More hours in the day seems like fun when you consider ideas like night hiking in the desert and alpine starts to enjoy a sunrise, but the reality is Lauren’s health history indicates an average duration of 12 hours of sleep per night is needed. This means our ability to reasonably “accelerate” by adding more hours is compromised. We must master the art of transition to find our efficiencies. Master camp life through delegation to save time. We must think ahead to our resupply locations and move swiftly through towns. We must be incredibly deliberate in our actions and intention if we are to reach our goal with time stacked against us.
One axiom and one quote come to mind for us on this journey:
Slow is Smooth, Smooth is Fast.
“Think Easy, Light, Smooth, and Fast. You start with easy, because if that’s all you get, that’s not so bad. Then work on light. Make it effortless, like you don’t give a shit how high the hill is or how far you’ve got to go. When you’ve practiced that so long that you forget you’re practicing, you work on making it smooooooth. You won’t have to worry about the last one – you get those three, and you’ll be fast.”
Caballo Blanco from Born to Run by Christopher McDougall.

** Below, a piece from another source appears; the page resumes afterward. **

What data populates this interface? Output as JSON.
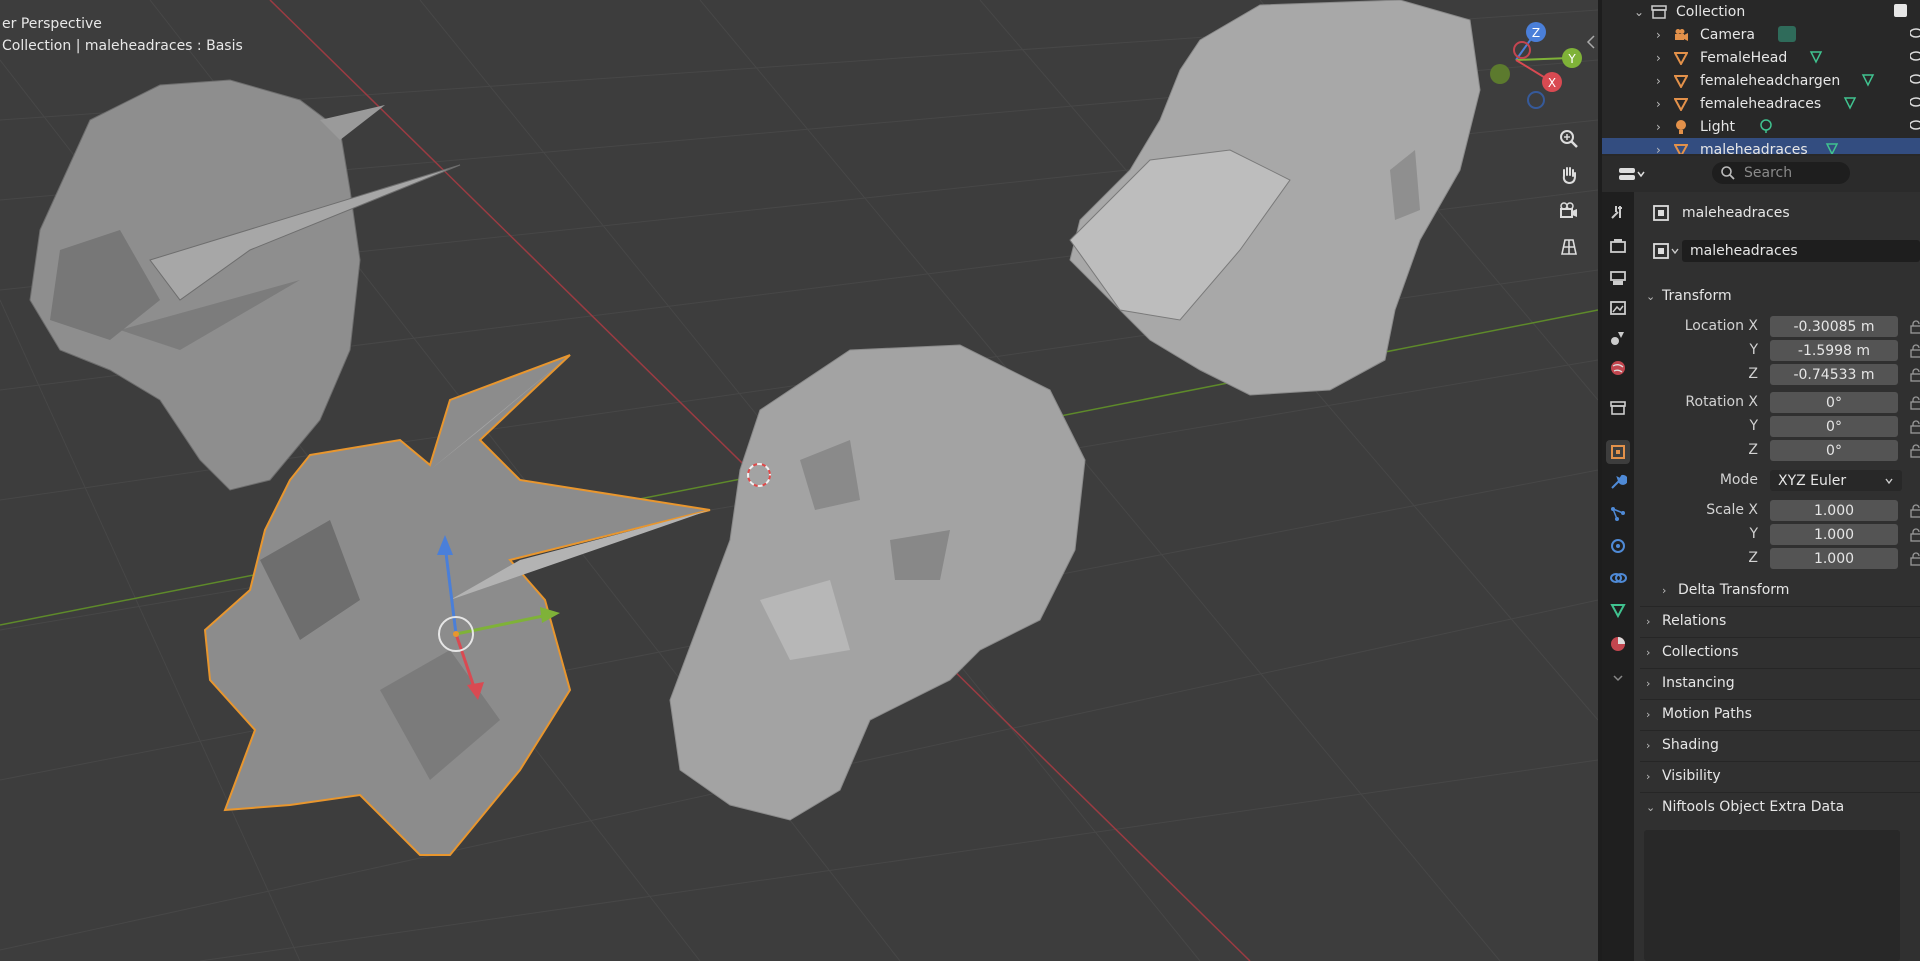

Knowing the math behind our challenge we realize there are several cards stacked against us. The speed records on the PCT are from insomniacs. Not marathoners or people who don’t carry a pack, it’s the people with light enough weight who log long hours to earn their miles that break records at this distance.
Our five months will take us north to Washington, the place of our beginning. In some ways our trip is a journey to No-Where in that we end exactly where we started. In some ways our journey takes us to the wilds of the west coast, No-Where near a city. In contrast the journey will take us exactly where we need to be: living in the present moment and place. As we find these places of contemporaneous thought we hope to share them with you here on this blog. A place to check in and see “Now-Here” they are on their journey, both “Now-Here” and yet No-Where.